Damn right, Askari Kanzu, Pev 2008 occupies every Kenyan's Spirit, and rightly so it does. First sensible thing you have eked out of your head since...!!!
Kenyans have had their moment, undeniably true.
But as human beings are individually the sum total of their experiences, so too is a Nation - it is the maturation matrix of the possibilities in National Conduct - in Germany today are still alive a generation that slaughtered remorselessly other human beings for Hitler barely sixty years ago - and their Per Capita Income is how comparative to the Wajamaa Tanzanians, eh? Wacha!! Germany is what she is because of ''her moments'' as a Nation, good and bad!!
Yet you and others like you would have Kenyans believe that PEV2008 has somehow condemned Kenyans collectively to a state unequal to Wajamaa Tanzanians or other human beings!! What a load of croak!
Lemme let you on a little secret, bra - for us Kenyans, PEV 2008 memories is an anchor that holds us true to our Nationhood, re-ignites our belief in our Nationhood.

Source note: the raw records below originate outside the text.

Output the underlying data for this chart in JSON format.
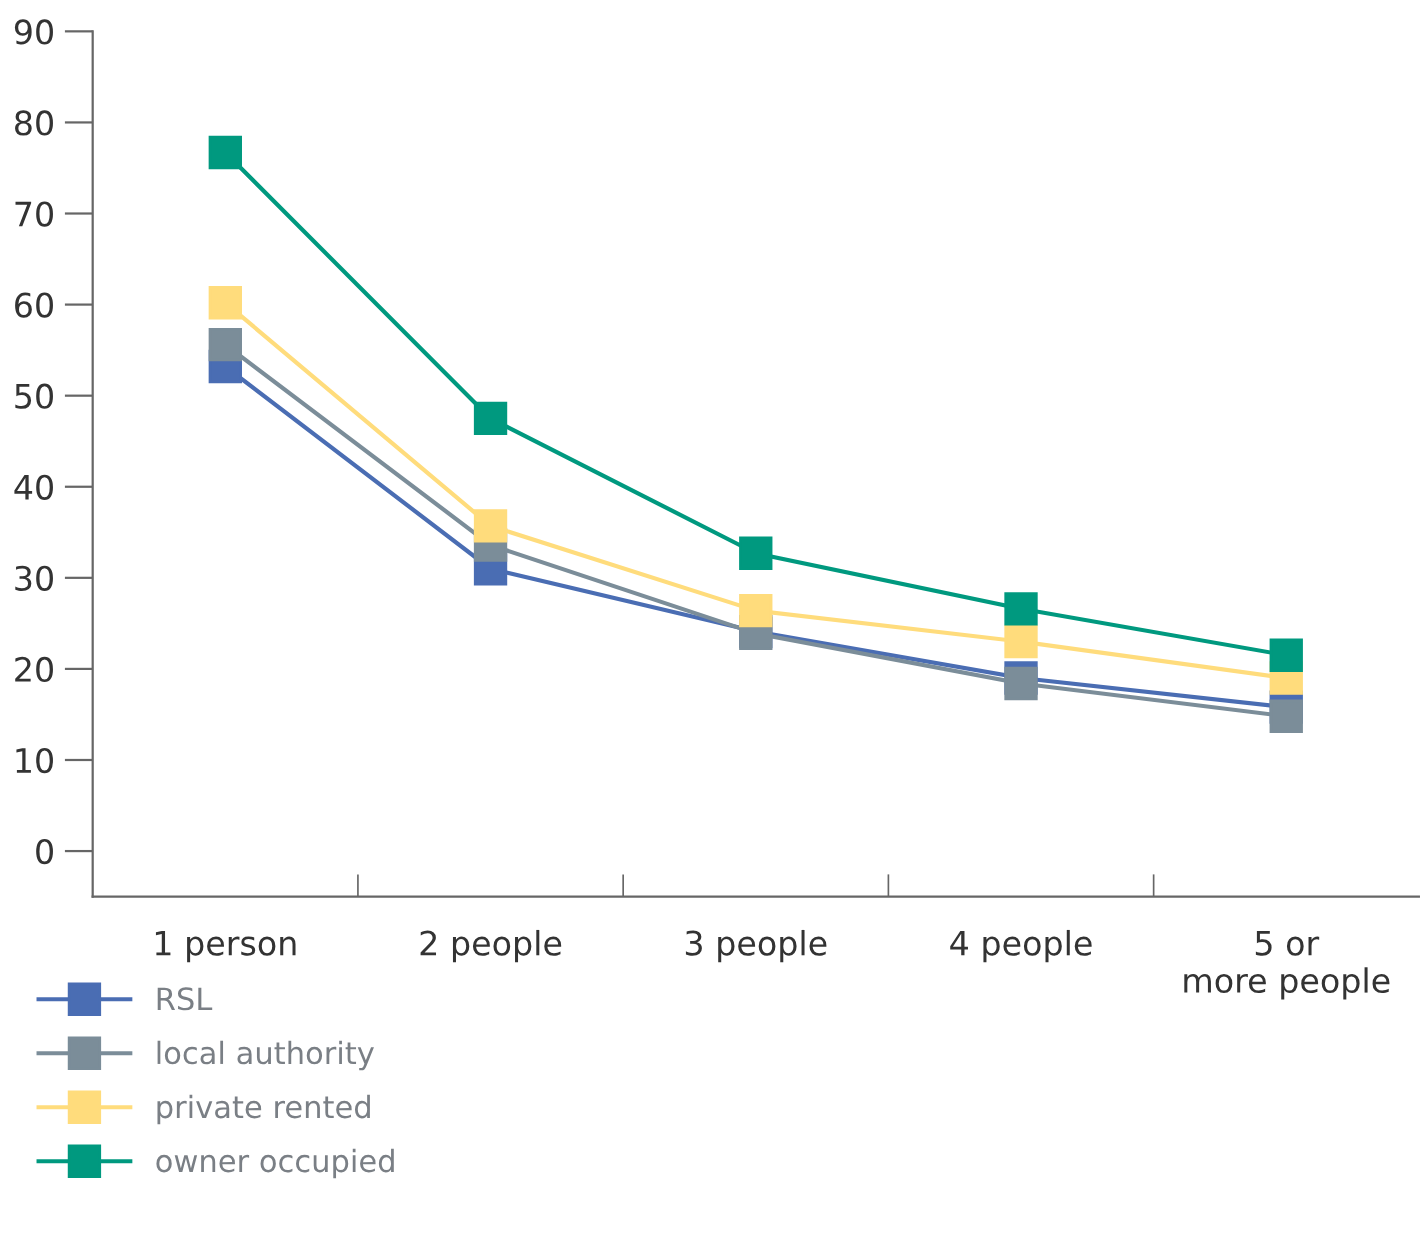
{
  "chart_data": {
    "type": "line",
    "categories": [
      "1 person",
      "2 people",
      "3 people",
      "4 people",
      "5 or\nmore people"
    ],
    "series": [
      {
        "name": "RSL",
        "color": "#4a6db3",
        "values": [
          53.2,
          31,
          24.1,
          19,
          15.8
        ]
      },
      {
        "name": "local authority",
        "color": "#7b8d99",
        "values": [
          55.6,
          33.6,
          23.9,
          18.4,
          14.8
        ]
      },
      {
        "name": "private rented",
        "color": "#ffdc7c",
        "values": [
          60.2,
          35.7,
          26.4,
          23,
          19
        ]
      },
      {
        "name": "owner occupied",
        "color": "#00997f",
        "values": [
          76.7,
          47.5,
          32.7,
          26.6,
          21.5
        ]
      }
    ],
    "ylim": [
      -5,
      90
    ],
    "yticks": [
      0,
      10,
      20,
      30,
      40,
      50,
      60,
      70,
      80,
      90
    ],
    "grid": false,
    "legend": "bottom left",
    "marker": "square",
    "line_style": "solid"
  }
}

It renews our generations, beyond the heady memories of our deathly Independence struggle. Kenya is stronger / older now than pre-PEV2008.
You Tanzanians will have your moments too; hopefully you shall have learned some valuable lessons from looking around you at others that trod that path ahead of you - a knife cuts, you need not prove that to be sure.
The demographic dynamics in Tanzania are many times more complex that those in Kenyan, what with your hundred and forty distinct tribes. Thus far, Centralized political and administrative Control ( a throwback of Ujamaa-ism) and a rather deficient but evolving democratic Culture, have not permitted venting of whatever tensions invariably erode your Nationhood adhesive. That will come, as surely as the sun rises each morning. I doubt any Kenyan would wish Tanzania to have a moment as terrible as we did in 2008.